Proving that Legendre Polynomial is orthogonal This is from here
$$\int^1_{-1}f_n(x)P_n(x)dx = 2(-1)^n\frac{a_n}{2^n}\int^1_0(x^2-1)^ndx=2(-1)^n\frac{a_n}{2^n}.I_n$$........(6)
I don't understand as in shouldnt it be like this, $$\int^1_{-1}f_n(x)P_n(x)dx = (-1)^n\frac{a_n}{2^n}\int^1_{-1}(x^2-1)^ndx=0$$ as they should cancel out even if the integral is non-zero.
Edited: Lastly, how does $\int^1_{-1}f_n(x)P_n(x)dx$ shows orthogonality?

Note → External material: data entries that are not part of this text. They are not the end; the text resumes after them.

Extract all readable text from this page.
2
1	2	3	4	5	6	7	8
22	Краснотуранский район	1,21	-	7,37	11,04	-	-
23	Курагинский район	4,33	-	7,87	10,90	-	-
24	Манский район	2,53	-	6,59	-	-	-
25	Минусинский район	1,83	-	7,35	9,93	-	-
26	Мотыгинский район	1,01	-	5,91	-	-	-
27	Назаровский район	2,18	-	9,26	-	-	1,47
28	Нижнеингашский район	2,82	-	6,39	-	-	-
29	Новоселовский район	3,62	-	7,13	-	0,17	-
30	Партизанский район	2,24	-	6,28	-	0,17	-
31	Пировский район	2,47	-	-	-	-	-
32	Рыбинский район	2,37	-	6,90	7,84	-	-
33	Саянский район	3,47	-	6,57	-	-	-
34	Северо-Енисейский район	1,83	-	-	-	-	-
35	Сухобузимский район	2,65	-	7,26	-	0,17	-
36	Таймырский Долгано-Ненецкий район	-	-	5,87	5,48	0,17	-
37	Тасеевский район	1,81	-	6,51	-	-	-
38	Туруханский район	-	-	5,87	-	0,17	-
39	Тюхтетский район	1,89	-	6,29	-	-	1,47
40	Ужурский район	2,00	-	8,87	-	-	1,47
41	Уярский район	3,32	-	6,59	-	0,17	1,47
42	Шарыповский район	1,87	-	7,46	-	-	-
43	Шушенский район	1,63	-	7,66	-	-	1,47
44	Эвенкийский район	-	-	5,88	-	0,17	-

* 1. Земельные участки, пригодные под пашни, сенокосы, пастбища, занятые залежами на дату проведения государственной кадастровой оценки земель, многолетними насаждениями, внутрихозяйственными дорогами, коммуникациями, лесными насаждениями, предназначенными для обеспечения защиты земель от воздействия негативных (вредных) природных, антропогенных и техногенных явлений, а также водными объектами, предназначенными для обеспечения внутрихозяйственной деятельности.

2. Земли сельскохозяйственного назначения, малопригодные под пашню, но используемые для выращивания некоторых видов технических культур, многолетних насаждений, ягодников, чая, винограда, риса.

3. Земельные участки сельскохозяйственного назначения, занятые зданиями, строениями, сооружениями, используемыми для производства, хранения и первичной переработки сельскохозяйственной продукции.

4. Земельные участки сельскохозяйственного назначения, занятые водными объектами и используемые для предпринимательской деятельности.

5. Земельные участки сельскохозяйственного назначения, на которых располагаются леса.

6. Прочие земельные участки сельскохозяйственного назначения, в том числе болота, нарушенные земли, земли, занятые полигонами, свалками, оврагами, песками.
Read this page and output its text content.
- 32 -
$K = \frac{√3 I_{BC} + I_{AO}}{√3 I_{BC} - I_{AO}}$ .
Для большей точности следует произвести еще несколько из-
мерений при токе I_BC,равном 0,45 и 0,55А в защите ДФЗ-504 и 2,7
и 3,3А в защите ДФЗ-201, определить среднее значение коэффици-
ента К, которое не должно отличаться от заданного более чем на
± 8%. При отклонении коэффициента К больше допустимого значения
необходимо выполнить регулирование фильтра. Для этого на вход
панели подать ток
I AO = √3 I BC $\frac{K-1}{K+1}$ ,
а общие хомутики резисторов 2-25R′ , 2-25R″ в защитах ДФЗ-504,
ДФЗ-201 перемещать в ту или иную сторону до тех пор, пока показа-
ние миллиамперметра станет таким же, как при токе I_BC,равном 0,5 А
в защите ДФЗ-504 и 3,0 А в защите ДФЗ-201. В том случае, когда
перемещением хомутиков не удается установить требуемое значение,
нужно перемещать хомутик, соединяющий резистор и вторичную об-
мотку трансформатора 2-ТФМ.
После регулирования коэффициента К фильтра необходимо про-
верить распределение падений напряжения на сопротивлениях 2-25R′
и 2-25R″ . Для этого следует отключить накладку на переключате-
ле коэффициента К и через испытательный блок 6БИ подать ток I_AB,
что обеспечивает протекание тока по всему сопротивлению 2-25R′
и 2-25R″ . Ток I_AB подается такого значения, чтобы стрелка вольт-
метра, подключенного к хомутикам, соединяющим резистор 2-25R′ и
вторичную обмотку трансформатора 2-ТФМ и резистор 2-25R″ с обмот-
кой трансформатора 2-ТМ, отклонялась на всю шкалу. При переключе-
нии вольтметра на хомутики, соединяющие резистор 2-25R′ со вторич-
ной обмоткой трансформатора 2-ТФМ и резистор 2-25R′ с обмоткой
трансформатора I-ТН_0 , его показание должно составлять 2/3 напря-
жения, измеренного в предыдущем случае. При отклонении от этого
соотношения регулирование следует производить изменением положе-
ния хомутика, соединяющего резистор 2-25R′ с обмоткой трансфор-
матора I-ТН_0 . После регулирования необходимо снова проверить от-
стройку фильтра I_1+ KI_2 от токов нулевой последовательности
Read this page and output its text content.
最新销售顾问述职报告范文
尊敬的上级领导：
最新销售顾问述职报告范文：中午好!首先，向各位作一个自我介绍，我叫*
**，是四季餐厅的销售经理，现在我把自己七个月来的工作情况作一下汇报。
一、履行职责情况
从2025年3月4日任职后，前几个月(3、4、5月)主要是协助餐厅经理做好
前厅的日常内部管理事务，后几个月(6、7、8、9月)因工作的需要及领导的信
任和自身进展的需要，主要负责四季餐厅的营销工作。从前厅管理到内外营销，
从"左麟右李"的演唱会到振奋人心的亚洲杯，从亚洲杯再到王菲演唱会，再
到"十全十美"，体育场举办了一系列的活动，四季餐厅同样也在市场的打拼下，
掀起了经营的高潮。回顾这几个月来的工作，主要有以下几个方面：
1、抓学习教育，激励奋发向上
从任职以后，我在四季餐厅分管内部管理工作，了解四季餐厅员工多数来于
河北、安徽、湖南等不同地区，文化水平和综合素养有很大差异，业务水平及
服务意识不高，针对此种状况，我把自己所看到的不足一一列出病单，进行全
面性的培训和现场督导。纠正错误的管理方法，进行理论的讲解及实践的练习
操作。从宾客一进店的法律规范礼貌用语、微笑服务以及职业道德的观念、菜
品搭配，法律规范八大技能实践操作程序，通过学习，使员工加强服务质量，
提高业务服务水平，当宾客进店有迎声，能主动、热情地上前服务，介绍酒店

 A: Here is a much simpler proof from Special Functions and Their Applications by N. N. Lebedev.
We begin with Legendre's differential equation
\begin{equation}
[(1-x^{2})P^{\prime}_{n}(x)]^{\prime} +n(n+1)P_{n}(x) = 0,\quad n \in \mathbb{Z}_{0}^{+}
\label{eq:lp1}
\tag{1}
\end{equation}
The first step is to multiple equation \eqref{eq:lp1} by $P_{m}(x)$ and subtract it from equation \eqref{eq:lp1} written for $m$ and multiplied by $P_{n}(x)$.
\begin{equation}
[(1-x^{2})P^{\prime}_{m}(x)]^{\prime}P_{n}(x) \,-\, [(1-x^{2})P^{\prime}_{n}(x)]^{\prime}P_{m}(x) + [m(m+1)-n(n+1)]P_{m}(x)P_{n}(x) = 0
\end{equation}
Rearrangement yields
\begin{equation}
\{(1-x^{2})[P^{\prime}_{m}(x)P_{n}(x)-P^{\prime}_{n}(x)P_{m}(x)]\}^{\prime} + (m-n)(m+n+1)P_{m}(x)P_{n}(x) = 0
\label{eq:lp2}
\tag{2}
\end{equation}
Integrating equation \eqref{eq:lp2} from -1 to 1, the first term goes to 0 and we are left with
\begin{equation}
(m-n)(m+n+1) \int\limits_{-1}^{1} P_{m}(x)P_{n}(x) dx = 0
\end{equation}
or
\begin{equation}
\int\limits_{-1}^{1} P_{m}(x)P_{n}(x) dx = 0, \quad m \ne n
\end{equation}
A: By parity, for any even integrable function $f$, we have
$$
\int_{-a}^af(x)dx=2\int_{0}^af(x)dx
$$ giving here
$$
\int^1_{-1}(x^2-1)^ndx=2\int^1_{0}(x^2-1)^ndx.
$$